Myocardial infarction (MI) is a vital cause of death and disability globally. The primary treatment for diminishing acute myocardial ischemic injury is myocardial reperfusion, which may induce cardiomyocyte death. Our aim is to unravel the mechanism of sevoflurane (Sev) in microRNA-219a (miR-219a)-mediated regulation of absent in melanoma 2 (AIM2) and TLR4/MyD88 pathway during myocardial ischemia/reperfusion (I/R). The area of MI and apoptosis of cardiomyocytes of the developed mouse model were evaluated by TTC staining and TUNEL, respectively.

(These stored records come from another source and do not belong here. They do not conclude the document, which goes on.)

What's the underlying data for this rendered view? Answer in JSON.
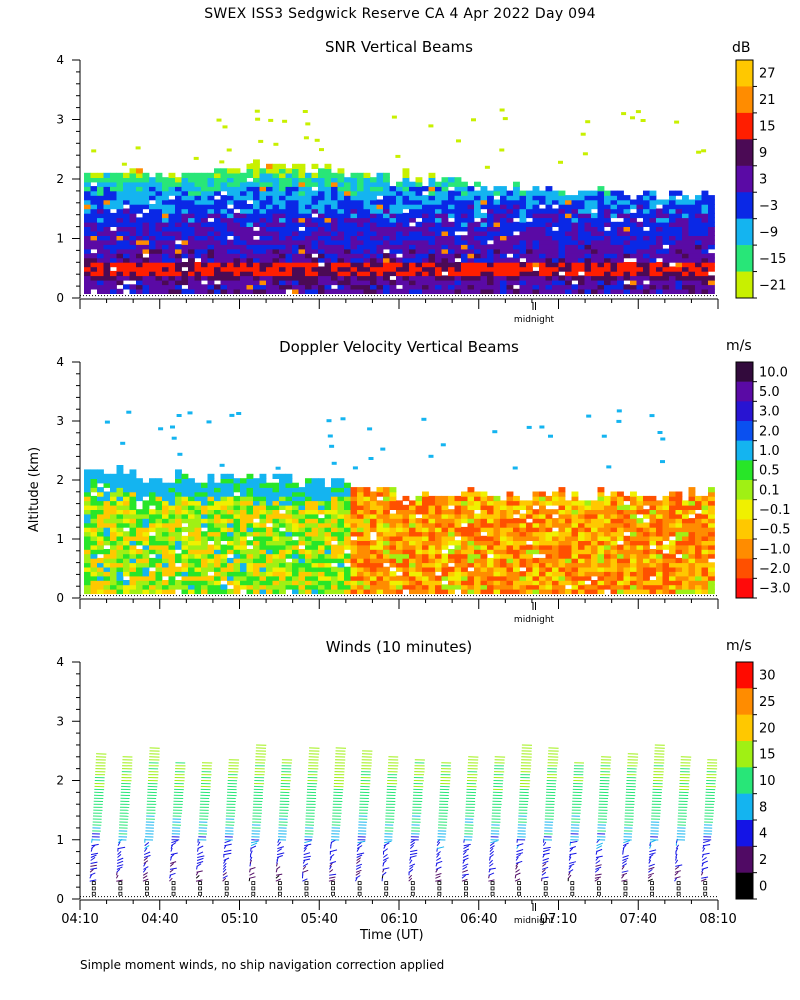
{
  "figure_title": "SWEX ISS3 Sedgwick Reserve CA    4 Apr 2022 Day 094",
  "ylabel": "Altitude (km)",
  "xlabel": "Time (UT)",
  "footnote": "Simple moment winds, no ship navigation correction applied",
  "chart_data": [
    {
      "type": "heatmap",
      "title": "SNR Vertical Beams",
      "xlabel": "Time (UT)",
      "ylabel": "Altitude (km)",
      "ylim": [
        0,
        4
      ],
      "yticks": [
        "0",
        "1",
        "2",
        "3",
        "4"
      ],
      "annotation": "midnight",
      "colorbar": {
        "unit": "dB",
        "labels": [
          "27",
          "21",
          "15",
          "9",
          "3",
          "−3",
          "−9",
          "−15",
          "−21"
        ],
        "colors": [
          "#ffc800",
          "#ff8c00",
          "#ff1e00",
          "#4b0a55",
          "#5a0aa5",
          "#0a28e6",
          "#14b4f0",
          "#28e678",
          "#c8f000"
        ]
      },
      "data": {
        "levels_dB": [
          -21,
          -15,
          -9,
          -3,
          3,
          9,
          15,
          21,
          27
        ],
        "profile_by_altitude_km": [
          {
            "altitude_km": 0.2,
            "snr_dB": 3
          },
          {
            "altitude_km": 0.4,
            "snr_dB": 9
          },
          {
            "altitude_km": 0.6,
            "snr_dB": 3
          },
          {
            "altitude_km": 1.0,
            "snr_dB": 0
          },
          {
            "altitude_km": 1.4,
            "snr_dB": -3
          },
          {
            "altitude_km": 1.8,
            "snr_dB": -9
          },
          {
            "altitude_km": 2.0,
            "snr_dB": -15
          },
          {
            "altitude_km": 2.2,
            "snr_dB": -21
          }
        ],
        "echo_top_km": [
          {
            "time": "04:10",
            "top_km": 2.0
          },
          {
            "time": "05:10",
            "top_km": 2.2
          },
          {
            "time": "06:10",
            "top_km": 2.0
          },
          {
            "time": "07:10",
            "top_km": 1.8
          },
          {
            "time": "08:10",
            "top_km": 1.7
          }
        ]
      }
    },
    {
      "type": "heatmap",
      "title": "Doppler Velocity Vertical Beams",
      "xlabel": "Time (UT)",
      "ylabel": "Altitude (km)",
      "ylim": [
        0,
        4
      ],
      "yticks": [
        "0",
        "1",
        "2",
        "3",
        "4"
      ],
      "annotation": "midnight",
      "colorbar": {
        "unit": "m/s",
        "labels": [
          "10.0",
          "5.0",
          "3.0",
          "2.0",
          "1.0",
          "0.5",
          "0.1",
          "−0.1",
          "−0.5",
          "−1.0",
          "−2.0",
          "−3.0"
        ],
        "colors": [
          "#320a3c",
          "#5a0aa5",
          "#2814d2",
          "#0a50f0",
          "#14b4f0",
          "#28e628",
          "#a0f014",
          "#f0f000",
          "#ffc800",
          "#ff8c00",
          "#ff5000",
          "#ff0a0a"
        ]
      },
      "data": {
        "regime": [
          {
            "time_start": "04:10",
            "time_end": "05:50",
            "typical_velocity_ms": 0.3
          },
          {
            "time_start": "05:50",
            "time_end": "08:10",
            "typical_velocity_ms": -0.6
          }
        ],
        "echo_top_km": [
          {
            "time": "04:10",
            "top_km": 2.1
          },
          {
            "time": "05:50",
            "top_km": 1.9
          },
          {
            "time": "06:10",
            "top_km": 1.7
          },
          {
            "time": "08:10",
            "top_km": 1.75
          }
        ]
      }
    },
    {
      "type": "scatter",
      "title": "Winds (10 minutes)",
      "xlabel": "Time (UT)",
      "ylabel": "Altitude (km)",
      "ylim": [
        0,
        4
      ],
      "yticks": [
        "0",
        "1",
        "2",
        "3",
        "4"
      ],
      "xticks": [
        "04:10",
        "04:40",
        "05:10",
        "05:40",
        "06:10",
        "06:40",
        "07:10",
        "07:40",
        "08:10"
      ],
      "annotation": "midnight",
      "colorbar": {
        "unit": "m/s",
        "labels": [
          "30",
          "25",
          "20",
          "15",
          "10",
          "8",
          "4",
          "2",
          "0"
        ],
        "colors": [
          "#ff0a00",
          "#ff8c00",
          "#ffc800",
          "#a0f014",
          "#28e678",
          "#14b4f0",
          "#1414e6",
          "#500a64",
          "#000000"
        ]
      },
      "data": {
        "profile_times_utc": [
          "04:15",
          "04:25",
          "04:35",
          "04:45",
          "04:55",
          "05:05",
          "05:15",
          "05:25",
          "05:35",
          "05:45",
          "05:55",
          "06:05",
          "06:15",
          "06:25",
          "06:35",
          "06:45",
          "06:55",
          "07:05",
          "07:15",
          "07:25",
          "07:35",
          "07:45",
          "07:55",
          "08:05"
        ],
        "speed_by_altitude": [
          {
            "altitude_km": 0.3,
            "speed_ms": 3
          },
          {
            "altitude_km": 0.6,
            "speed_ms": 5
          },
          {
            "altitude_km": 1.0,
            "speed_ms": 8
          },
          {
            "altitude_km": 1.5,
            "speed_ms": 12
          },
          {
            "altitude_km": 2.0,
            "speed_ms": 15
          },
          {
            "altitude_km": 2.5,
            "speed_ms": 17
          }
        ]
      }
    }
  ]
}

After the determination of miR-219a as our target using microarray analysis, miR-219a atagomiR was used to treat the mouse model. The luciferase assay verified whether miR-219a targeted AIM2, and the miR-219a and AIM2 expression in myocardial tissues was detected by RT-qPCR and Western blot. miR-219a was significantly increased in myocardial tissues from mice treated with Sev, and the area of MI and cardiomyocyte apoptosis were decreased as a consequence. The miR-219a inhibitor reversed the action of Sev. Moreover, overexpression of AIM2 or induction of the TLR4 pathway aggravated myocardial I/R injury alleviated by miR-219a. All in all, the treatment of Sev upregulated miR-219a expression, which blocked the TLR4 pathway by targeting AIM2 and attenuated cardiomyocyte apoptosis in myocardial I/R mouse model.